Os escritores fantásticos, como é o caso do “bruxo do Cosme Velho”, antes do surgimento da Psicanálise, se diziam “psicólogos”. Darlan de Oliveira Gusmão Lula, um dos estudiosos recentes da literatura Fantástica, em Machado de Assis e o Gênero Fantástico: um estudo de narrativas machadianas, tese de mestrado apresentada à Universidade Federal de Juiz de Fora, em 2005, reconhece a existência de duas realidades marcantes entre os praticantes do subgênero, que podemos definir como uma antes e outra depois da Psicanálise. Se antes, escreve ele às páginas 23 e 24 de sua dissertação, as narrativas “partiam de uma situação perfeitamente natural (...) a narrativa fantástica moderna parte do acontecimento sobrenatural para dar-lhe, no curso da narrativa, uma aparência cada vez mais natural; e o final da história é o momento mais distante possível do sobrenatural”.

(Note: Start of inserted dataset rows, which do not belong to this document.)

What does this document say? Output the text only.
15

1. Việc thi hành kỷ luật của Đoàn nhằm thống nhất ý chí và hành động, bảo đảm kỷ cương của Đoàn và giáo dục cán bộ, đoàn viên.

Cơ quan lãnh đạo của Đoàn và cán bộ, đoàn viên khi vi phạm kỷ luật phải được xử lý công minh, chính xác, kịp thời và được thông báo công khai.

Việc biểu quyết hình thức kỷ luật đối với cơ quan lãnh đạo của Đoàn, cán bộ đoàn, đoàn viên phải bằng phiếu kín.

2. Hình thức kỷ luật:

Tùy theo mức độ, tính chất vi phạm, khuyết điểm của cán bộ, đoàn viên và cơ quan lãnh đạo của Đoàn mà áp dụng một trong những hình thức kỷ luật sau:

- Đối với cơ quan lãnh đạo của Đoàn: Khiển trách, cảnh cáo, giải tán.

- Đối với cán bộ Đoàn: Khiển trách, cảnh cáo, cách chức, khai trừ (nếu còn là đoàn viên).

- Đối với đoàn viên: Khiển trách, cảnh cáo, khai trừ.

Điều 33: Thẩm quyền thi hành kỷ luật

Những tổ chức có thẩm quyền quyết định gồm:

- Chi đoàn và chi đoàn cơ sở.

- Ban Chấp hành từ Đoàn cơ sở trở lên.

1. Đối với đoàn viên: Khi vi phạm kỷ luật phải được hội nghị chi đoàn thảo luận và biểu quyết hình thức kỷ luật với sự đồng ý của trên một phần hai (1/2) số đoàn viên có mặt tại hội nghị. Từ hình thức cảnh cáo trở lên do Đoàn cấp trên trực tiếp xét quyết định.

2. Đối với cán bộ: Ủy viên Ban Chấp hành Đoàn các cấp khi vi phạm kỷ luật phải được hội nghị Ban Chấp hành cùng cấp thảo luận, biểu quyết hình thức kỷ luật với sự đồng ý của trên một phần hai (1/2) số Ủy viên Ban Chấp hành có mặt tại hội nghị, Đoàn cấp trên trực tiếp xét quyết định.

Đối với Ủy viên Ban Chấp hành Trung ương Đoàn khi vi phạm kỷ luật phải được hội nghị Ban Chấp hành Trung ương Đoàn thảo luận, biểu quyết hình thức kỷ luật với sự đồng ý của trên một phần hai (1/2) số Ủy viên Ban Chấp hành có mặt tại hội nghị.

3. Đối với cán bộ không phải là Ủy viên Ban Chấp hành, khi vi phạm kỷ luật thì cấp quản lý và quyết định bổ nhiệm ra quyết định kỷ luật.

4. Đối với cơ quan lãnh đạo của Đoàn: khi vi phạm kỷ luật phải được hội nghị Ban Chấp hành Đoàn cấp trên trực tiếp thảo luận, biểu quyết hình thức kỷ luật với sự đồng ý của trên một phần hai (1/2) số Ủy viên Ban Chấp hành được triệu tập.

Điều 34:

Leonardo Nunes Nunes, em Fúnebre Cortejo & outras histórias, seu livro de estréia, revela-se, apesar de sua juventude, um escritor maduro no subgênero que escolheu.

Abro um parêntesis para esclarecer que subgênero não quer dizer gênero menor. É apenas uma forma de definir ramos daquilo que poderíamos definir como Literatura Fantástica, na qual, ainda que apenas para fins eminentemente didáticos, cabem, como subgêneros as histórias policiais, a ficção científica e as histórias de terror propriamente ditas. É claro que críticos mais conservadores poderão considerar esses tipos de ficção como subliteratura ou, o que é mais comum entre nós, brasileiros, ignorá-los.

Leonardo Nunes Nunes não está preocupado com o “antes” e o “depois” da Psicanálise, para ater-me ao critério demarcatório estabelecido por Darlan de Oliveira Gusmão Lula. A única preocupação do autor de Fúnebre Cortejo & outras histórias é contar histórias. E essa deve ser a única preocupação dos verdadeiros ficcionistas.

Quem diz “ficção” diz mentira. Essa é a verdadeira função do ficcionista: mentir. E convencer que sua “mentira” é verdade. O convencimento de que está contando uma verdade é que faz a diferença entre um verdadeiro romancista, novelista ou contista e um borra-tintas. E isso apenas se conquista com a leitura dos mestres e a escrita intermitente.

Leonardo Nunes Nunes começa escrevendo por onde muitos terminaram. E isso é muito auspicioso.

Referências

  1. Publicado Jornal Rotta de 10 de janeiro de 2012
  2. Paulo Monteiro, poeta, historiador e crítico literário, pertence a diversas entidades culturais do Brasil e do exterior, e é autor de livros e centenas de artigos e ensaios sobre os temas a que se dedica.